Déclaration du Commissaire à la protection de la vie privée du Canada lors de l’événement Responsabilité des Ressources humaines en matière de protection de la vie privée
Le 5 février 2026
Ottawa (Ontario)
Allocution prononcée par Philippe Dufresne
Commissaire à la protection de la vie privée du Canada
(La version prononcée fait foi.)
Bonjour et merci à tous et à toutes de vous joindre à nous aujourd’hui.
Je tiens à remercier particulièrement notre invitée, Jacqueline Bogden, dirigeante principale des ressources humaines pour le gouvernement du Canada, qui se joint à nous en provenance du Secrétariat du Conseil du Trésor.
Je crois comprendre que plus d’une vingtaine de ministères et d’organismes sont représentés; je vous remercie d’avoir pris le temps de participer à ce qui promet d’être une exploration intéressante de la protection de vie privée dans le contexte des ressources humaines.
En tant que Commissaire à la protection de la vie privée du Canada, je suis un agent du Parlement et j’ai pour mission de protéger et de promouvoir le droit à la vie privée.
Afin de remplir ce mandat, je veille au respect de la Loi sur la protection des renseignements personnels, laquelle porte sur les pratiques de traitement des renseignements personnels utilisées par les institutions fédérales, et de la Loi sur la protection des renseignements personnels et les documents électroniques, la loi fédérale sur la protection des renseignements personnels dans le secteur privé au Canada. Il existe plusieurs façons d’y parvenir, notamment grâce à l’application des lois, ainsi qu’au moyen d’activités promotionnelles visant à faire en sorte que les individus et les organisations partout au Canada connaissent et comprennent mieux la protection de la vie privée.
Ce rôle consiste notamment à aider les institutions fédérales à améliorer la façon dont elles gèrent les renseignements personnels qui leur sont confiés. Cela comprend la prestation de conseils, la collaboration avec les organisations fédérales et la mise en commun de ressources et d’outils pouvant être utiles dans ce domaine.
Je suis également heureux de participer à des événements comme celui-ci. Il s’agit d’un événement qui démontre une excellente collaboration avec le Bureau du dirigeant principal des ressources humaines et le Bureau du dirigeant principal de l’information du Secrétariat du Conseil du Trésor, ainsi qu’avec mon équipe du Commissariat à la protection de la vie privée du Canada.
Il est important de collaborer avec des dirigeants comme vous, qui jouez un rôle non négligeable dans le traitement sécuritaire des renseignements personnels à l’échelle du gouvernement fédéral.
En particulier à une époque où, de plus en plus, les institutions fédérales exploitent les technologies et recueillent des données afin de mieux servir la population canadienne.
Cela concerne également les fonctions des ressources humaines, par exemple par l’utilisation accrue de logiciels tiers pour le recrutement et l’exploration de la possibilité d’utiliser l’intelligence artificielle (IA) pour créer des gains d’efficacité.

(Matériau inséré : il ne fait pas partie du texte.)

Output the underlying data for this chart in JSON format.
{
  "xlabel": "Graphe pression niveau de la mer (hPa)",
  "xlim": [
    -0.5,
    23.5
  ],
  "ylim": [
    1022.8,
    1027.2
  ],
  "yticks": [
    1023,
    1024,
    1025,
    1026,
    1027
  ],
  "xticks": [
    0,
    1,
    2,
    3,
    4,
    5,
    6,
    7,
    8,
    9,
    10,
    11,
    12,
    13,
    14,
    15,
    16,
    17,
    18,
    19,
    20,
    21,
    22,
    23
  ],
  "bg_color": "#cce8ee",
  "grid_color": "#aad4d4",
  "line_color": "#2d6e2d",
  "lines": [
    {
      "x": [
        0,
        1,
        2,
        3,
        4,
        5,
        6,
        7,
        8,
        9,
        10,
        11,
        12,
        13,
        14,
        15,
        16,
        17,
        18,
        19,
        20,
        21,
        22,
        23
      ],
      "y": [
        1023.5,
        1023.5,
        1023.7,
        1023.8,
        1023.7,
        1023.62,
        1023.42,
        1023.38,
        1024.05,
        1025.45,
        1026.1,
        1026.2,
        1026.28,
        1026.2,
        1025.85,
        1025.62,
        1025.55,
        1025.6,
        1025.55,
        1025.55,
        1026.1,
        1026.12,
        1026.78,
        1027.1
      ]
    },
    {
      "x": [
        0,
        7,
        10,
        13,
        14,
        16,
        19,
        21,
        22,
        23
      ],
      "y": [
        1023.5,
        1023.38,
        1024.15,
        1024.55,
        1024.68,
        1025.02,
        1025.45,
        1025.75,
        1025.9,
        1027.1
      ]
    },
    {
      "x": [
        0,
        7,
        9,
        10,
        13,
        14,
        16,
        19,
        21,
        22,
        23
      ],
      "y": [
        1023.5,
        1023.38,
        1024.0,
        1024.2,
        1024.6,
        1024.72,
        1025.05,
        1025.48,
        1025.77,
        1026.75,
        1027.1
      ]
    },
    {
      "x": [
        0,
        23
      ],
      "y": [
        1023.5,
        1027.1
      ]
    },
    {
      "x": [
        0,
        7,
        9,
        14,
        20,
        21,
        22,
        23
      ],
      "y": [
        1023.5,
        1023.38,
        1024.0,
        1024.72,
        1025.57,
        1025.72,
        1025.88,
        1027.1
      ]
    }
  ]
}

Ces technologies peuvent offrir des avantages importants, mais aussi présenter de nouveaux éléments à prendre en considération en matière de protection de la vie privée et des renseignements personnels.
C’est pourquoi la collaboration entre les professionnels de la protection de la vie privée et ceux des ressources humaines est si importante, car le fait de travailler ensemble peut contribuer à ce que les renseignements personnels soient recueillis et traités de façon appropriée.
Le gouvernement fédéral est le plus grand employeur du Canada, et peut donner le meilleur exemple quant aux façons dont les employeurs devraient traiter les renseignements personnels de leurs employés.
Votre rôle est essentiel pour faire progresser la protection de la vie privée au sein de vos institutions, tant sur le plan de la protection des renseignements personnels que, de manière plus générale, sur celui de la promotion des compétences modernes des fonctionnaires grâce à l’apprentissage.
Les personnes qui estiment que leurs renseignements sont protégés auront davantage confiance dans leurs institutions publiques. C’est avantageux à la fois pour le Canada et pour la population canadienne.
J’aimerais profiter de l’occasion pour mentionner certaines des raisons qui font que la protection de la vie privée est un facteur important en matière de ressources humaines.
Pourquoi la protection de la vie privée est importante
Bien que la confidentialité soit déjà un principe fondamental pour les professionnels des ressources humaines, l’intégration d’éléments liés à la protection de la vie privée dans vos activités peut fournir une protection supplémentaire aux renseignements personnels confiés à l’organisation.
Comme la plupart des employeurs, le gouvernement fédéral recueille des renseignements personnels sur ses employés.
L’application des principaux principes en matière de protection de la vie privée peut être avantageuse pour votre organisation, par exemple, limiter la collecte de renseignements à ce qui est nécessaire aux fins déterminées.
Vous devriez également réfléchir à la façon dont les renseignements seront stockés, aux personnes qui y auront accès, à la durée de conservation et à la manière dont vous en disposerez lorsqu’ils ne seront plus nécessaires. Une séance qui aura lieu plus tard dans la matinée permettra d’approfondir les principes relatifs à la protection de la vie privée.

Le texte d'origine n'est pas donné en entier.